The only notable advantage “removed” Aboriginals possessed was a higher average income, which the report noted was most likely due to the increased urbanisation of removed individuals, and hence greater access to welfare payments than for Aboriginals living in tribal communities. In the 1970’s the removal of aboriginal and half cast children began to stop and organizations were set up to return stolen aboriginal children to their rightful families. It was not until September 1994 that the first legal suit went forward in regard to the stolen generation.
Aboriginals that had been taken from their parents during the decades of the assimilation policy prepared a landmark High Court case alleging that Australian governments practiced genocide in breach of the United Nations international convention. Many legal suits have gone through the courts since that particular time, however a final resolution has not yet been reached. In conclusion I believe that there are many plausible arguments from both those of the stolen generation and those who condemned the removal.
From a maternal aspect I believe that it was immorally wrong to take aboriginal and half-caste children from their mothers and families however, it is easy to understand how looking through racist spectacles one could see their race as superior to all others, and in thinking this, assume that it would be in the best interests of the inferior race to adopt the culture of the advanced. The stolen generation is a very delicate topic which still today evokes many different kinds of emotions.

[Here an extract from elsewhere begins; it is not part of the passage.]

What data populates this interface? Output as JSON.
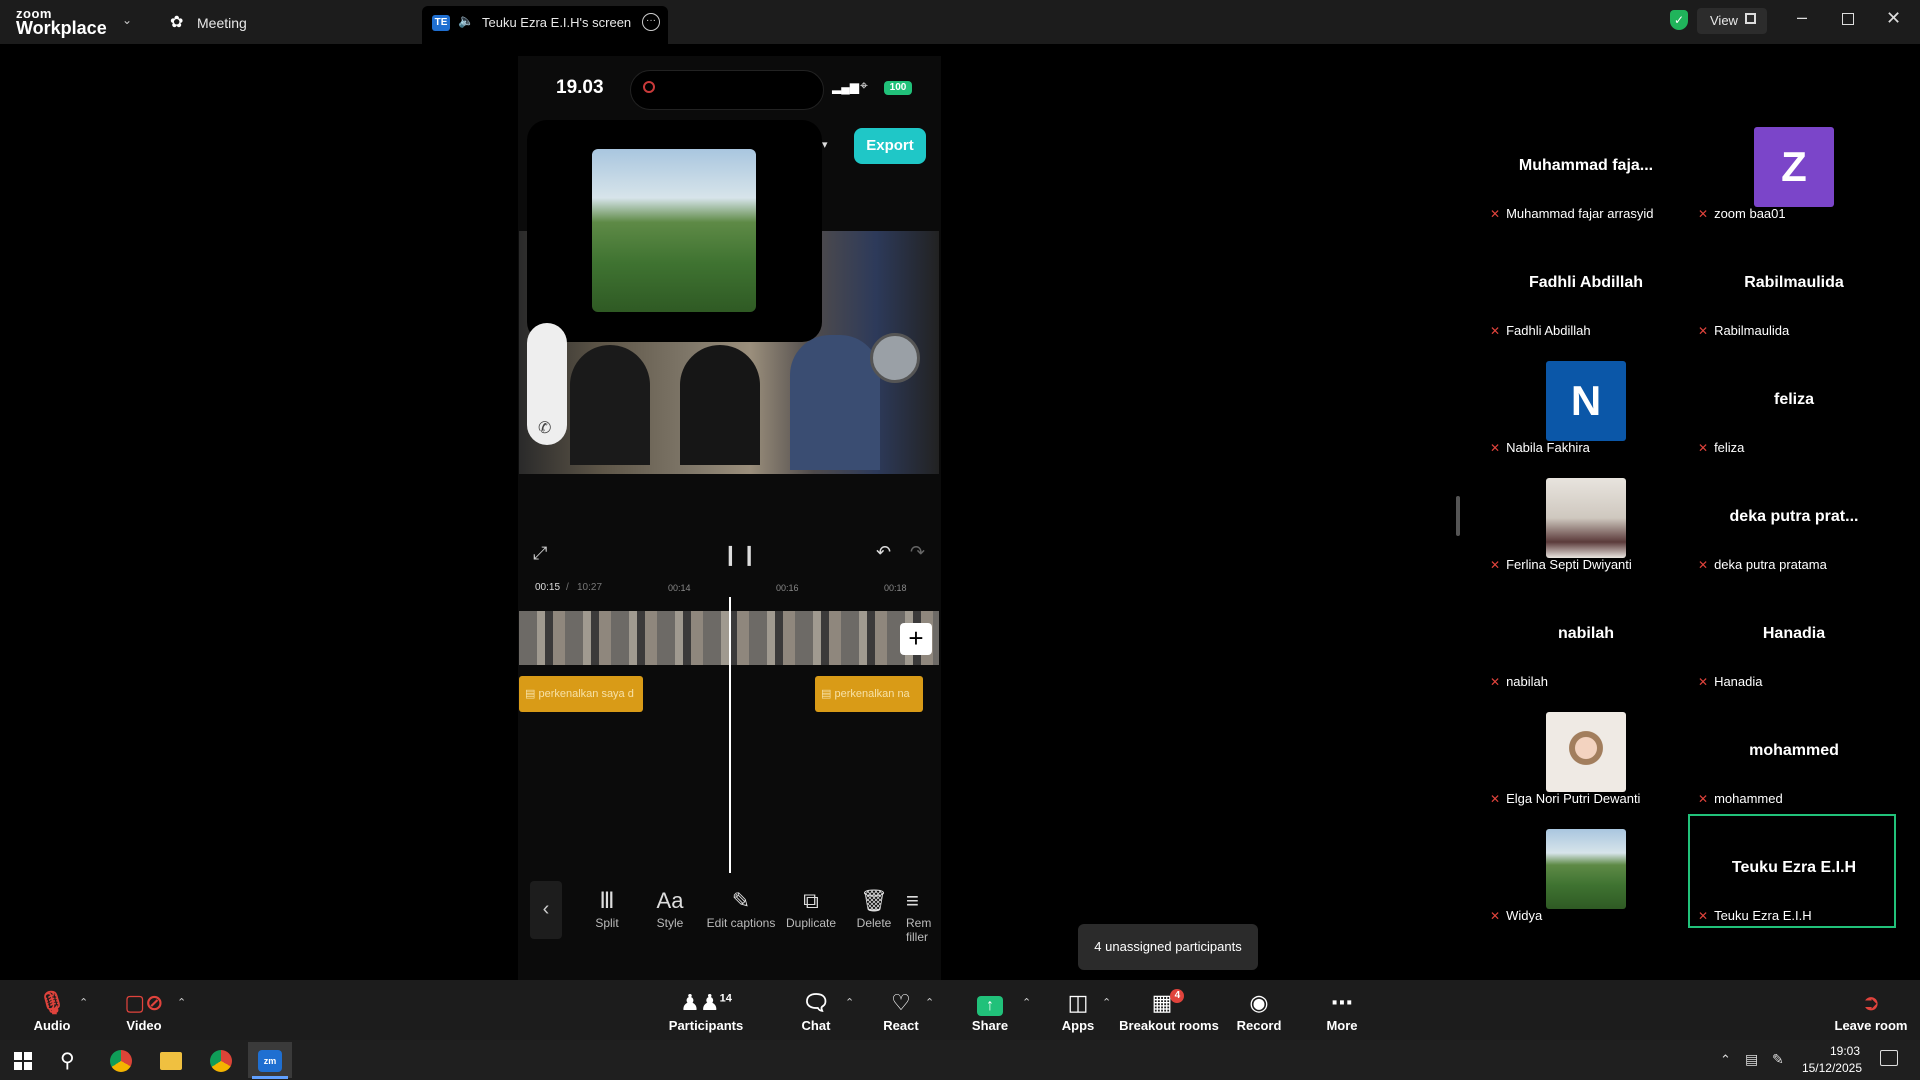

The distressing factor of this issue is that it will never be fully resolved, as some Australian aborigines are genuinely thankful for a white upbringing and then there are others who still dispute it. The removal policy was simply a well intentioned plan that went horribly wrong, however one thing can be assured, those who were removed from their families will be remembered by both Aboriginal and White Australian communities for many more generations to come.